Over 2,500 people staged a rally in the city of Okinawa on Sunday to protest sexual assaults on local girls by U.S. servicemen stationed in the prefecture of Okinawa.
They adopted a resolution demanding that the Japanese and U.S. governments apologize and compensate the victims, provide information promptly when such incidents occur, and revise the Japan-U.S. status of forces agreement, which governs U.S. troops stationed in Japan.
“Sexual violence that tramples on the dignity of women and children should never occur,” said Junko Iraha, chief of a local citizens’ group and a member of the rally’s organizing committee.
Okinawa Gov.

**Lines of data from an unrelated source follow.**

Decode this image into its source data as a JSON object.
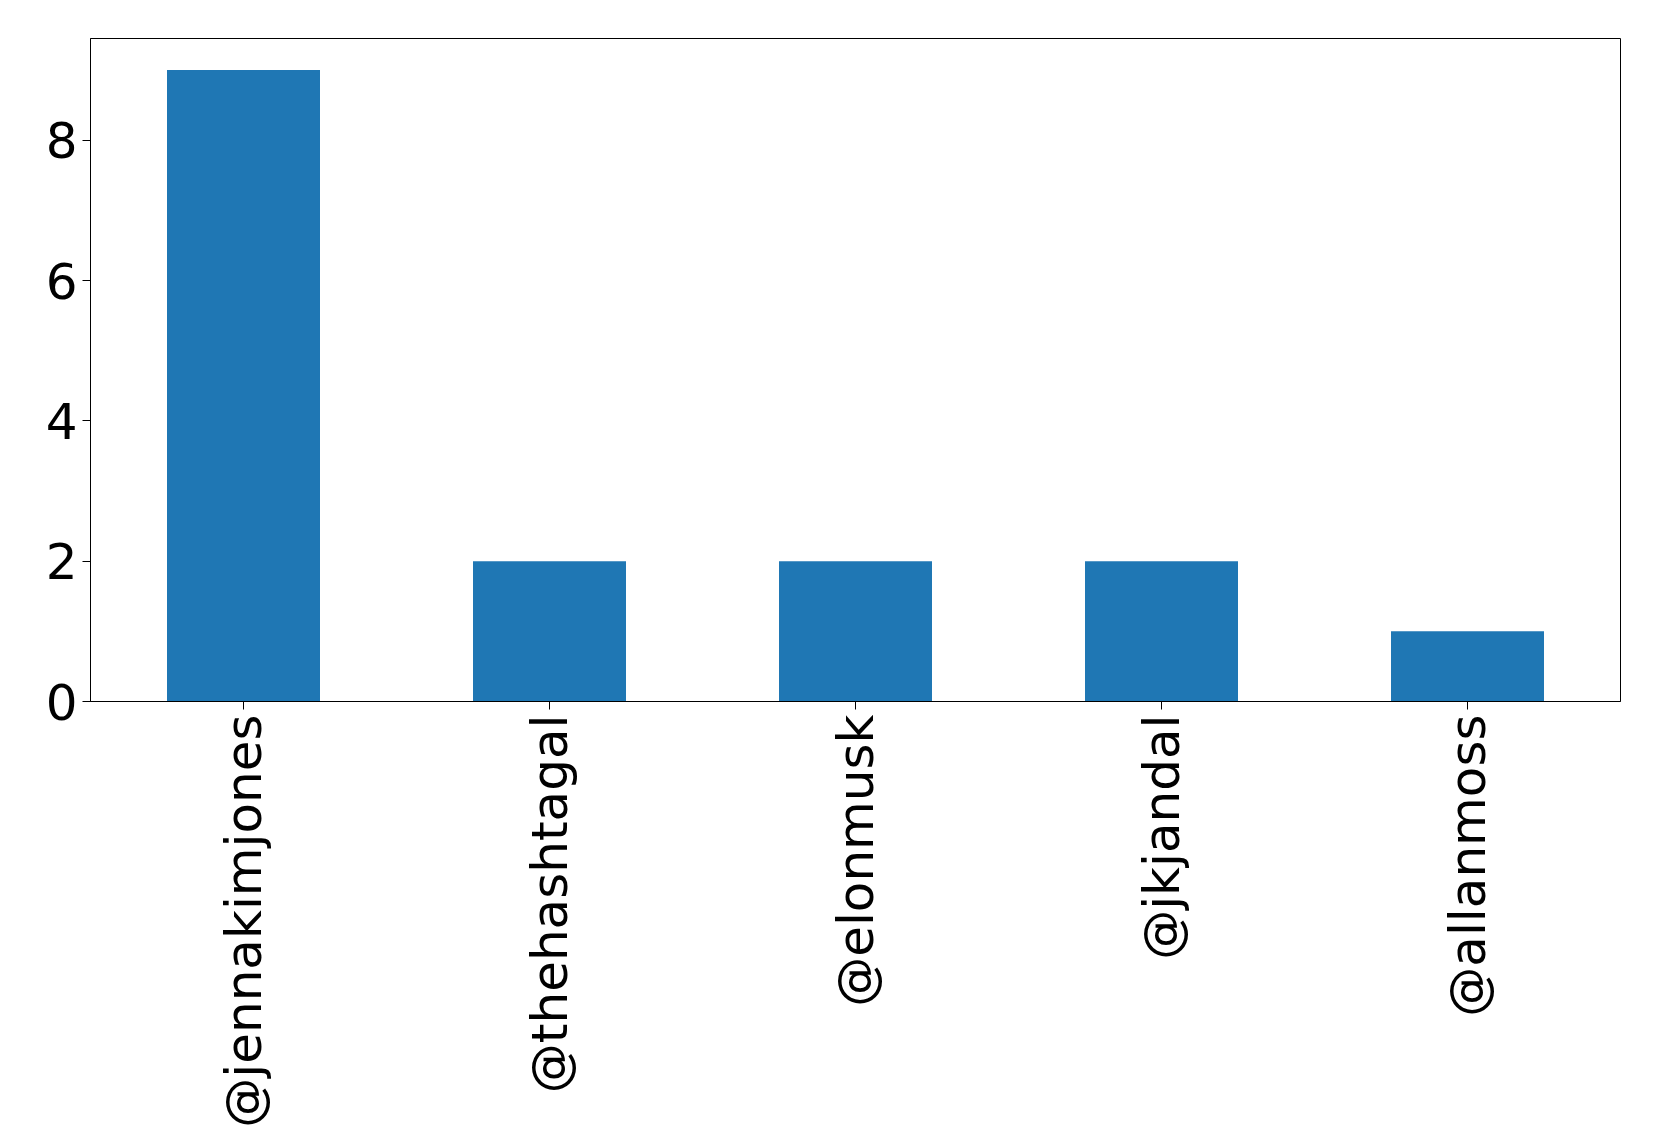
{
  "chart_data": {
    "type": "bar",
    "categories": [
      "@jennakimjones",
      "@thehashtagal",
      "@elonmusk",
      "@jkjandal",
      "@allanmoss"
    ],
    "values": [
      9,
      2,
      2,
      2,
      1
    ],
    "color": "#1f77b4",
    "ylim": [
      0,
      9.45
    ],
    "yticks": [
      0,
      2,
      4,
      6,
      8
    ],
    "grid": false
  }
}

Denny Tamaki said, “I feel keenly that we need to be stricter and speak louder about the situation in which many residents of the prefecture are forced to co-exist with U.S. military bases amid anxiety.”
Sorane Sakihama, a 22-year-old college student who spoke as a representative of young people, asked, “Do we have to be deprived of our youth because we were born in Okinawa and there are bases?”

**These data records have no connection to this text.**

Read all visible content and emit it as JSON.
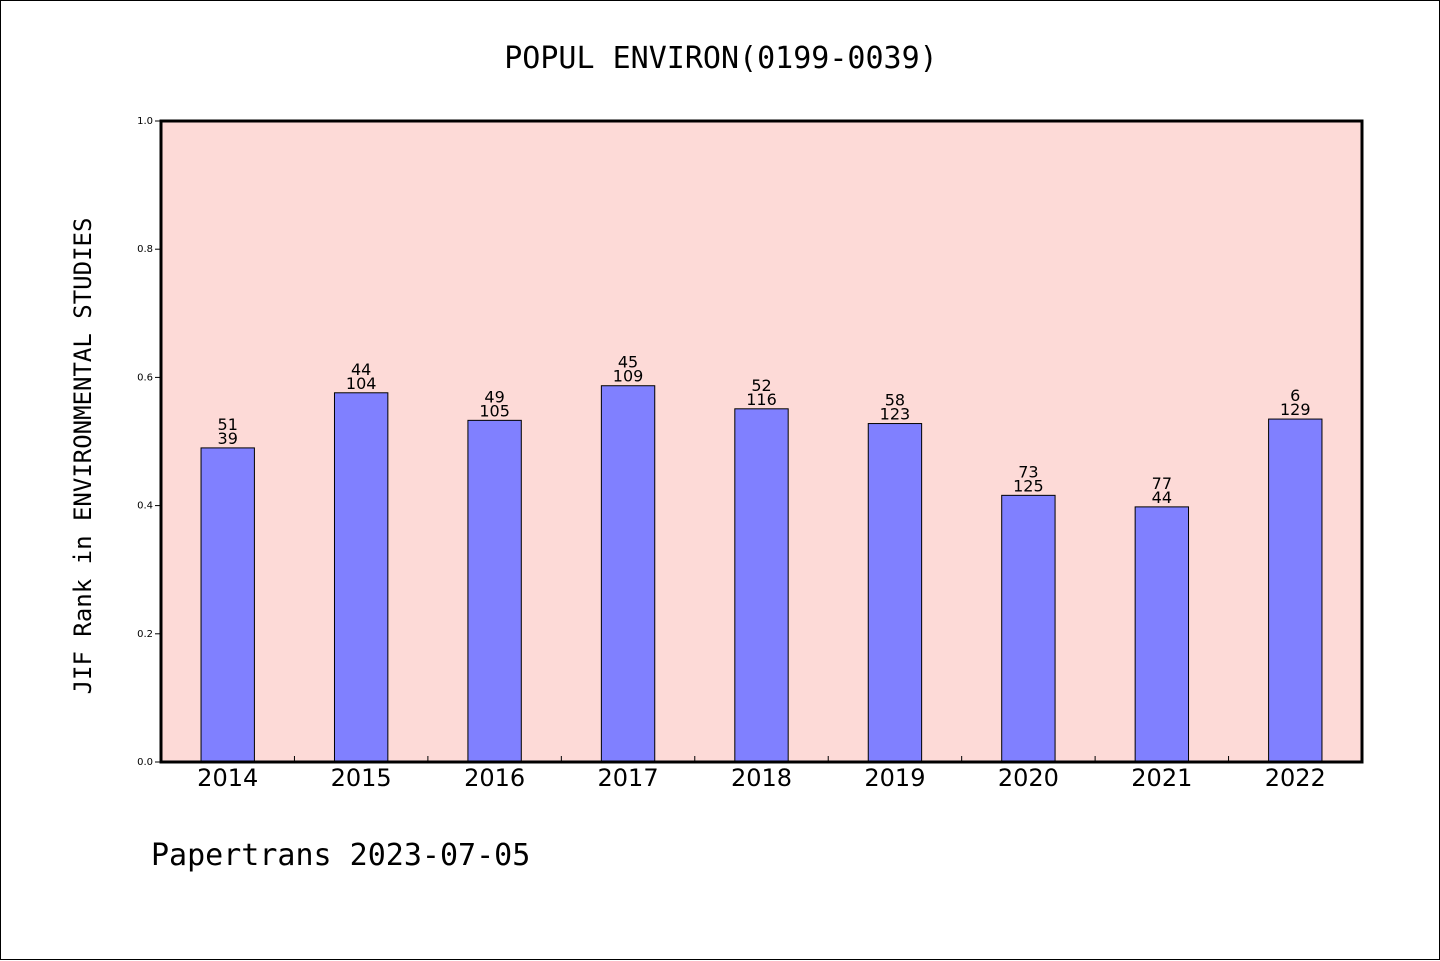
{
  "chart_data": {
    "type": "bar",
    "title": "POPUL ENVIRON(0199-0039)",
    "xlabel": "",
    "ylabel": "JIF Rank in ENVIRONMENTAL STUDIES",
    "ylim": [
      0.0,
      1.0
    ],
    "yticks": [
      "0.0",
      "0.2",
      "0.4",
      "0.6",
      "0.8",
      "1.0"
    ],
    "categories": [
      "2014",
      "2015",
      "2016",
      "2017",
      "2018",
      "2019",
      "2020",
      "2021",
      "2022"
    ],
    "values": [
      0.49,
      0.576,
      0.533,
      0.587,
      0.551,
      0.528,
      0.416,
      0.398,
      0.535
    ],
    "labels_top": [
      "51",
      "44",
      "49",
      "45",
      "52",
      "58",
      "73",
      "77",
      "6"
    ],
    "labels_bottom": [
      "39",
      "104",
      "105",
      "109",
      "116",
      "123",
      "125",
      "44",
      "129"
    ],
    "colors": {
      "plot_background": "#fddad7",
      "bar": "#8080ff"
    },
    "grid": false,
    "legend": "none"
  },
  "footer": "Papertrans 2023-07-05"
}
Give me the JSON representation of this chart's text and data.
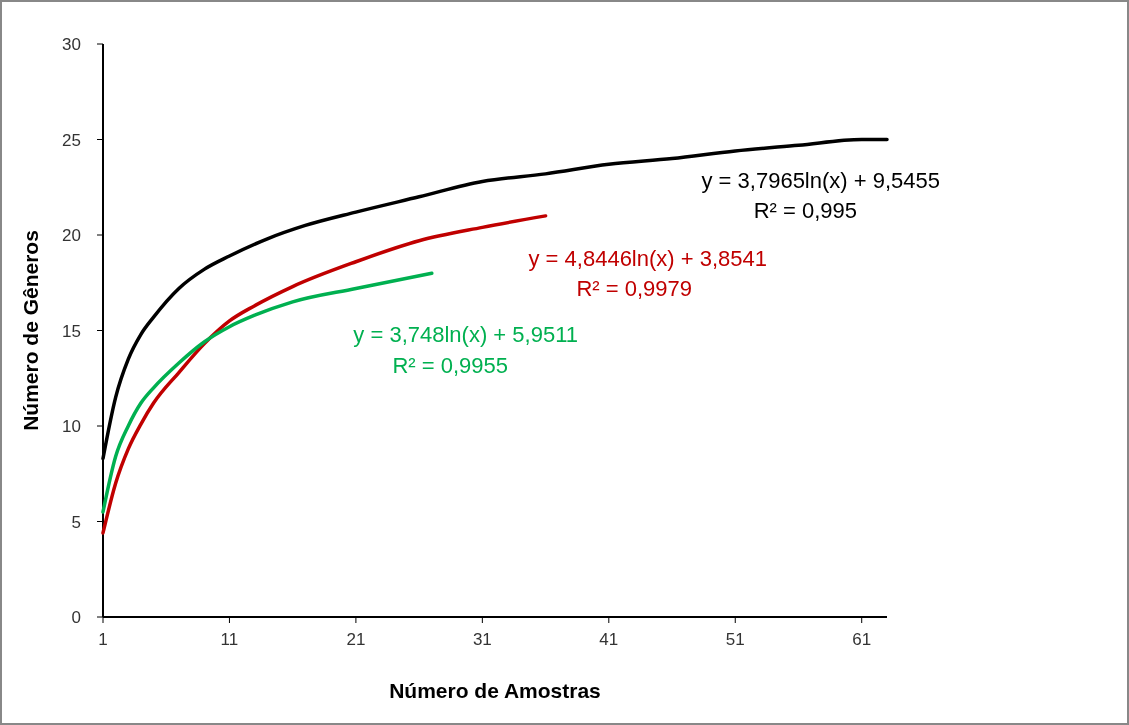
{
  "chart_data": {
    "type": "line",
    "xlabel": "Número de Amostras",
    "ylabel": "Número de Gêneros",
    "xlim": [
      1,
      63
    ],
    "xticks": [
      1,
      11,
      21,
      31,
      41,
      51,
      61
    ],
    "ylim": [
      0,
      30
    ],
    "yticks": [
      0,
      5,
      10,
      15,
      20,
      25,
      30
    ],
    "grid": false,
    "marker": "none",
    "line_style": "solid",
    "series": [
      {
        "color": "#000000",
        "x": [
          1,
          2,
          3,
          4,
          5,
          7,
          9,
          11,
          14,
          17,
          21,
          26,
          31,
          36,
          41,
          46,
          51,
          56,
          61,
          63
        ],
        "values": [
          8.3,
          11.5,
          13.5,
          14.8,
          15.7,
          17.2,
          18.2,
          18.9,
          19.8,
          20.5,
          21.2,
          22.0,
          22.8,
          23.2,
          23.7,
          24.0,
          24.4,
          24.7,
          25.0,
          25.0
        ]
      },
      {
        "color": "#c00000",
        "x": [
          1,
          2,
          3,
          4,
          5,
          7,
          9,
          11,
          13,
          16,
          21,
          26,
          31,
          36
        ],
        "values": [
          4.4,
          7.0,
          8.8,
          10.1,
          11.2,
          12.8,
          14.3,
          15.5,
          16.3,
          17.3,
          18.6,
          19.7,
          20.4,
          21.0
        ]
      },
      {
        "color": "#00b050",
        "x": [
          1,
          2,
          3,
          4,
          5,
          7,
          9,
          11,
          13,
          16,
          21,
          27
        ],
        "values": [
          5.5,
          8.4,
          10.0,
          11.2,
          12.0,
          13.3,
          14.4,
          15.2,
          15.8,
          16.5,
          17.2,
          18.0
        ]
      }
    ],
    "annotations": [
      "y = 3,7965ln(x) + 9,5455",
      "R² = 0,995",
      "y = 4,8446ln(x) + 3,8541",
      "R² = 0,9979",
      "y = 3,748ln(x) + 5,9511",
      "R² = 0,9955"
    ]
  }
}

The rally was broadcast live to other venues in Okinawa including Ishigaki and Miyakojima, and also distributed online. Participants wore yellow clothes and ribbons in honor of the mimosa flower, which symbolizes International Women’s Day.
It came to light in June this year that an Okinawa prosecutors’ office had indicted Brennon Washington, who belongs to the U.S. Air Force’s Kadena base in the prefecture, on charges of a sexual assault on a girl.
Authorities did not make the indictment public immediately. A series of sexual assaults by U.S. military personnel in Okinawa have since been revealed, sparking anger among residents of the prefecture.